Of the two nights, "Houdini becomes more linear in part two as it chugs along toward Houdini's final works — and early demise — in a way that feels thematically and visually removed from part one." Altogether, "Houdini takes a big bite, and its journey is often fun and fantastical, but its goofy sensibilities would have benefited from a sturdier structure, and what it wants its audience to take away from its subject’s life story is unclear. That said, the miniseries nails the most important thing: spectacle. Edel's refreshingly dynamic direction and Brody’s buoyant performance allow Houdini's tricks to retain their wonder, even for the jaded modern viewer."
The New York Times' Neil Genzlinger writes that Brody is "a treat to watch. The script, though, is less than he deserved. … [Brody] is capable of all sorts of subtlety and nuance, but Edel and the script don’t respect that, or the audience. The screenplay presents a Houdini who has a strong emotional attachment to his mother and an obsession with escaping the ordinary, but instead of having Brody show us these things, it has him tell them to us, repeatedly." Of these voiceovers, "Mr. Brody does his best with such pearls, but they thud anyway." Still, highlighting Connolly, "the script’s flaws aside, the miniseries is watchable for the performances, ... and for the historical juxtapositions."
Los Angeles Times' Mary McNamara notes the irony of a project of such questionable accuracy — both regarding his internal motivations and his stage tricks — airing on the History channel, but accuracy was never the goal here. She reassures diehard Houdini fans that "the psychology explored in Houdini is garden-variety. ... Instead, Houdini spends most of its time chronicling all the daring escapes, including those that may not have actually happened, at least not in the way they are depicted here. ... Houdini was always as much myth as man — no one exploited the public's desire to be thrilled by deception more than Harry Houdini (born, after all, Erik Weisz) — with all manner of biographies and exhibits examining his magic tricks, feats of escape and, later, obsession with the spirit world. In the end, the force that propels Houdini is not so much "why" but "how" and "what." As in, how did he do that trick, and what is he going to do next?"
Roger Ebert's Brian Tallerico says it is "so dense with awful dialogue—the kind in which every character says what they’re thinking and feeling in remarkably self-aware terms whenever they’re given the opportunity—that it buries the elements that actually work here, including a playful performance from Brody and the occasional sense of spectacle." It is "trying to add layers of self-realization to a story that didn’t really need it," and "asks questions but never answers them. Literally." While moments capture "Brody in his element and he finds the core of the showman," he and Connolly "have zero chemistry, although it’s not really the fault of the charming House of Cards star as much as the screenwriters who gave her no character with which to work."

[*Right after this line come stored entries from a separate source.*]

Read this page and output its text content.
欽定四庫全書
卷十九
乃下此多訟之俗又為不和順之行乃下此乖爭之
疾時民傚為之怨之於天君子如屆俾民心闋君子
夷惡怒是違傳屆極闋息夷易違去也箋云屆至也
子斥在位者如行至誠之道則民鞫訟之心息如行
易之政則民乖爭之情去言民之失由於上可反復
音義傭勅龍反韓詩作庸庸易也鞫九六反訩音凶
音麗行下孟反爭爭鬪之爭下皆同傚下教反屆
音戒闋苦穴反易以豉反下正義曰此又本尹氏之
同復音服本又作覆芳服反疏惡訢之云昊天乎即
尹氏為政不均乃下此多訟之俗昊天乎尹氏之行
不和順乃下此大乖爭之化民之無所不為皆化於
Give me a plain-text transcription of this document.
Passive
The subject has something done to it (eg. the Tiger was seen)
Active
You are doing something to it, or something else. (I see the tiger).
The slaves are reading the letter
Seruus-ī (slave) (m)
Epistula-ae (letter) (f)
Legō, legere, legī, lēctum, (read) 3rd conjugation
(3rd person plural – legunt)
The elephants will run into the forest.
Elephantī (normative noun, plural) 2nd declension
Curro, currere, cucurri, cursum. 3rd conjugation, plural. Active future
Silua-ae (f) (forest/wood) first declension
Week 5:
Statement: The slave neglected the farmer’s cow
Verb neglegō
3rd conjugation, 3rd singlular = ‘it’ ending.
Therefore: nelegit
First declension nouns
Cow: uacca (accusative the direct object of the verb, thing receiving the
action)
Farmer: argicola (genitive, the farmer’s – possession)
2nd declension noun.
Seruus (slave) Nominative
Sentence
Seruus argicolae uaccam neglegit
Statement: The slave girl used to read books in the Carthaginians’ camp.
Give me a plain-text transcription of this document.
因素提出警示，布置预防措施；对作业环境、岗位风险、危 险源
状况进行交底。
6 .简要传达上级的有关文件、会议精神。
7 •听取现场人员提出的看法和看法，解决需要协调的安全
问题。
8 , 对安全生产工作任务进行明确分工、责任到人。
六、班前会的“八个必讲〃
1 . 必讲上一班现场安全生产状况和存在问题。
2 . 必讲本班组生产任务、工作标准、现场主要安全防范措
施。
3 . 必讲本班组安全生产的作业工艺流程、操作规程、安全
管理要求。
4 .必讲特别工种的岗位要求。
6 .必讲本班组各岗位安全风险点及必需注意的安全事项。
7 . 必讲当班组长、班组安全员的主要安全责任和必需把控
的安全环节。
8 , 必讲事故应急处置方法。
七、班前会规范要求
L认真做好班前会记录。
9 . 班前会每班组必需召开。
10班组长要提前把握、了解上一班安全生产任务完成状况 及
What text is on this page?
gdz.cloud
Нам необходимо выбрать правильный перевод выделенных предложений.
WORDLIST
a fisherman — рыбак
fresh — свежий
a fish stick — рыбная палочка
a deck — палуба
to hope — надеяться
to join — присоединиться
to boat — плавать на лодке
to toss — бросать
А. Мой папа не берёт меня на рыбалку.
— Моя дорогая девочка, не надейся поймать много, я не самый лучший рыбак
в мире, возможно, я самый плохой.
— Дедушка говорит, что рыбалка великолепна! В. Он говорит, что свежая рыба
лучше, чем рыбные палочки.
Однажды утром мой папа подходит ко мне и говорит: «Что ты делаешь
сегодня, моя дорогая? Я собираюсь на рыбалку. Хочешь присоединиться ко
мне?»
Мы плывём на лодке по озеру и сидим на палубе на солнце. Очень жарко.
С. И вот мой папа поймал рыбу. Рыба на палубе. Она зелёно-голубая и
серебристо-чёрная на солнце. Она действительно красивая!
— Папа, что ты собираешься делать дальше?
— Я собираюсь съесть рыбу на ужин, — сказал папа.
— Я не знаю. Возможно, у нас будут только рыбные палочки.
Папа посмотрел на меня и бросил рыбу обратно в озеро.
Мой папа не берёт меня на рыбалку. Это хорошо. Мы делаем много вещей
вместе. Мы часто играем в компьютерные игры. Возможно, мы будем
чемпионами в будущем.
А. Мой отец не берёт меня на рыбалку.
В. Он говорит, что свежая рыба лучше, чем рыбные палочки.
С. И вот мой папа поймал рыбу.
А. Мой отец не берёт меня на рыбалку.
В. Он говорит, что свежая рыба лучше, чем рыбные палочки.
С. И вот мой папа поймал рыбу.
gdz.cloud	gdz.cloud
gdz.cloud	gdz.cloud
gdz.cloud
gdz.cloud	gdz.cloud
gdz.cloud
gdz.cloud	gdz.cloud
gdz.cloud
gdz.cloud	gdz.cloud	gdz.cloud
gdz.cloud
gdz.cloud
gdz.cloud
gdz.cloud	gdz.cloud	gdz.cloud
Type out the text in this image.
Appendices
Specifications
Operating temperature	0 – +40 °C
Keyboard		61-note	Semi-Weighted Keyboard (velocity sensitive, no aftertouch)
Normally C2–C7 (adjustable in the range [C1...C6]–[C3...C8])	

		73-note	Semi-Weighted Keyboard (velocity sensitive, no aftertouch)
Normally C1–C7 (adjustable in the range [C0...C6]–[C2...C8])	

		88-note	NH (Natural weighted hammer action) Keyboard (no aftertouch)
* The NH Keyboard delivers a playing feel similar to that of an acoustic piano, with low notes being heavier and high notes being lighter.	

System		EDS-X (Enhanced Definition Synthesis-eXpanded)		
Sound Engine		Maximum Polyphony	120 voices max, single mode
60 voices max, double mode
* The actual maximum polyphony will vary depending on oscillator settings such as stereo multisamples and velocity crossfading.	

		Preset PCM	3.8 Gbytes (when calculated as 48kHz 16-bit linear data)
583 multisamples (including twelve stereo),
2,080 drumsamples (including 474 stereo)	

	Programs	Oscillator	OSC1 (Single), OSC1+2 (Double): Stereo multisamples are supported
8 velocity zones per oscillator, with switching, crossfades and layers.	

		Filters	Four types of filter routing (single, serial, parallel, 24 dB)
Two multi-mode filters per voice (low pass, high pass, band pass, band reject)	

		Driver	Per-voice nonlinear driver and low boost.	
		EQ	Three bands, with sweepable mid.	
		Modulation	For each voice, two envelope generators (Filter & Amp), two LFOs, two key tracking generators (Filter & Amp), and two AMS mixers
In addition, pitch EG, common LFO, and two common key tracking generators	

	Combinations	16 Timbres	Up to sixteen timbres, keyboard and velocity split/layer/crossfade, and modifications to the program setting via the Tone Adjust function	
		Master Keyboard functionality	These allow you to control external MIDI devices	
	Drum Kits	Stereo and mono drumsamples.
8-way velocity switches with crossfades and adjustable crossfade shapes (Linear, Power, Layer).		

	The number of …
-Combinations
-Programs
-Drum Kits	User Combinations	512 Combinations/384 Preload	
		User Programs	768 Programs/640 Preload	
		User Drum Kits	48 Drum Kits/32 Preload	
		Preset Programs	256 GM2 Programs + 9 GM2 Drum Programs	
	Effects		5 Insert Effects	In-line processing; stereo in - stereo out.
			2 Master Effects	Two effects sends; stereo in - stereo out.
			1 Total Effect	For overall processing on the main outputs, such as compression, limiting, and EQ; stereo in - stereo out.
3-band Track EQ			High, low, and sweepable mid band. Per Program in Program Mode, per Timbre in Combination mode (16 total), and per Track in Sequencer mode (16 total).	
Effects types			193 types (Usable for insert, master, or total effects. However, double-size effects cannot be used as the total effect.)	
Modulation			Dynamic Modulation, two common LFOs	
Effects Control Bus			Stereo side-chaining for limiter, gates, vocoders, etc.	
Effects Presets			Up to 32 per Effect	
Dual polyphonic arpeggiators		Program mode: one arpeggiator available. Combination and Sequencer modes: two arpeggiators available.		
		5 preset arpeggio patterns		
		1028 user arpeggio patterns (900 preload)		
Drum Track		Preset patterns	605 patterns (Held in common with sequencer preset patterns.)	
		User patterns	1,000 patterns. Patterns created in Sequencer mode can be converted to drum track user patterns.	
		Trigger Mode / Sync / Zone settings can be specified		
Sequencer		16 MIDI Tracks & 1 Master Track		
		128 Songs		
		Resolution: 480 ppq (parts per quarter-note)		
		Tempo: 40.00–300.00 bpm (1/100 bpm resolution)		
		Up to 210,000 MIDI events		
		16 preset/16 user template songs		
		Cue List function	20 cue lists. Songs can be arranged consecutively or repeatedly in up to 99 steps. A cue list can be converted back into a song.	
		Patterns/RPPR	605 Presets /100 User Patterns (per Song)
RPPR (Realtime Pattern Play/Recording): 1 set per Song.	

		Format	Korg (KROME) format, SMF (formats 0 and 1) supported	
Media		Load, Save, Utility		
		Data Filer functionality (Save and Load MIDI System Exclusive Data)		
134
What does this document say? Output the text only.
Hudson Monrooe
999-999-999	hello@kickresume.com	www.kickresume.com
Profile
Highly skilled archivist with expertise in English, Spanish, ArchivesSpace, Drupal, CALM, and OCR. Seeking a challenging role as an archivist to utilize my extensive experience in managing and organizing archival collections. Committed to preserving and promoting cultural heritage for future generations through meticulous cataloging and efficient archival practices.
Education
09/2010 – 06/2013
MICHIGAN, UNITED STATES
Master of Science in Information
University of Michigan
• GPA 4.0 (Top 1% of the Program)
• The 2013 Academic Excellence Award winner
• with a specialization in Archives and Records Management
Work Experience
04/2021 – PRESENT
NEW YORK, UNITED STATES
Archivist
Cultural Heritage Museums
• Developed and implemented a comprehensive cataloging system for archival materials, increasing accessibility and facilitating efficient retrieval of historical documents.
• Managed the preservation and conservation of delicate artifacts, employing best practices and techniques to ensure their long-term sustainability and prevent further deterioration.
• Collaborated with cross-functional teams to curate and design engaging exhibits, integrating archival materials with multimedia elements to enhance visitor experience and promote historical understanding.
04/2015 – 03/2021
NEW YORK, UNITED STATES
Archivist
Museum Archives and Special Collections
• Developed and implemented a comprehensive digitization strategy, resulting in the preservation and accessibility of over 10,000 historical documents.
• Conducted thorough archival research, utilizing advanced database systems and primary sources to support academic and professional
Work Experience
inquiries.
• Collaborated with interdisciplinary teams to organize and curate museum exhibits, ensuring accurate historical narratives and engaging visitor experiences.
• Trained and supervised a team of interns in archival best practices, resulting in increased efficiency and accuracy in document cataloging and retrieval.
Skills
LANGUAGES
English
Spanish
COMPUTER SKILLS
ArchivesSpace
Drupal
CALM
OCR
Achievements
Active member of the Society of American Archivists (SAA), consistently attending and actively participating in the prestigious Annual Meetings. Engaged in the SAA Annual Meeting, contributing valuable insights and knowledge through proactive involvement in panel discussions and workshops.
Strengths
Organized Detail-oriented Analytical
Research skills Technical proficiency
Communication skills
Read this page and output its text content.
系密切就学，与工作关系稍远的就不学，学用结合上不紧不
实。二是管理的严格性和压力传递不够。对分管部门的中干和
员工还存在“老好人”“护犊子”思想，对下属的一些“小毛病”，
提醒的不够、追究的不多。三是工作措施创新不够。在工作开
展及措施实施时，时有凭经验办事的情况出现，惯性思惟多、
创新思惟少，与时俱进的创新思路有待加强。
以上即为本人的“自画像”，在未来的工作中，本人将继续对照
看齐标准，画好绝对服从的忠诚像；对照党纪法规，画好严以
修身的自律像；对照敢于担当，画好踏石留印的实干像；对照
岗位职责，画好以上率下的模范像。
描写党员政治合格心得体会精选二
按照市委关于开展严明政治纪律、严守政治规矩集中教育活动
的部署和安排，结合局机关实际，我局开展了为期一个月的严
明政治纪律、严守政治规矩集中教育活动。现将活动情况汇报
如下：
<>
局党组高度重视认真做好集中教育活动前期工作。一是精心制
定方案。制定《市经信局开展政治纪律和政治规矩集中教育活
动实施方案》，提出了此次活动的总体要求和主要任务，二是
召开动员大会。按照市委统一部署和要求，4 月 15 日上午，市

San Francisco Chronicle's David Wiegand warns that "Houdini is insistent that he does not perform actual magic — it's all just trickery. Nonetheless, that doesn't detract from our understanding of how skillfully Houdini was able to hold his audience spellbound." It also "repeatedly suggests psychological forces prompted Houdini to keep pushing himself toward more and more dangerous tricks, without really offering much of a reason why." While Brody and Connolly are solid, the filmmakers "can't help giving in to somewhat ham-fisted telegraphing throughout the film: every time Houdini contracts his abs and dares someone to punch him as hard as possible in the gut, we cut to a shot of Houdini's stomach muscles contracting in slow motion."
Houdini airs Sept. 1 and 2 at 9 p.m. on History.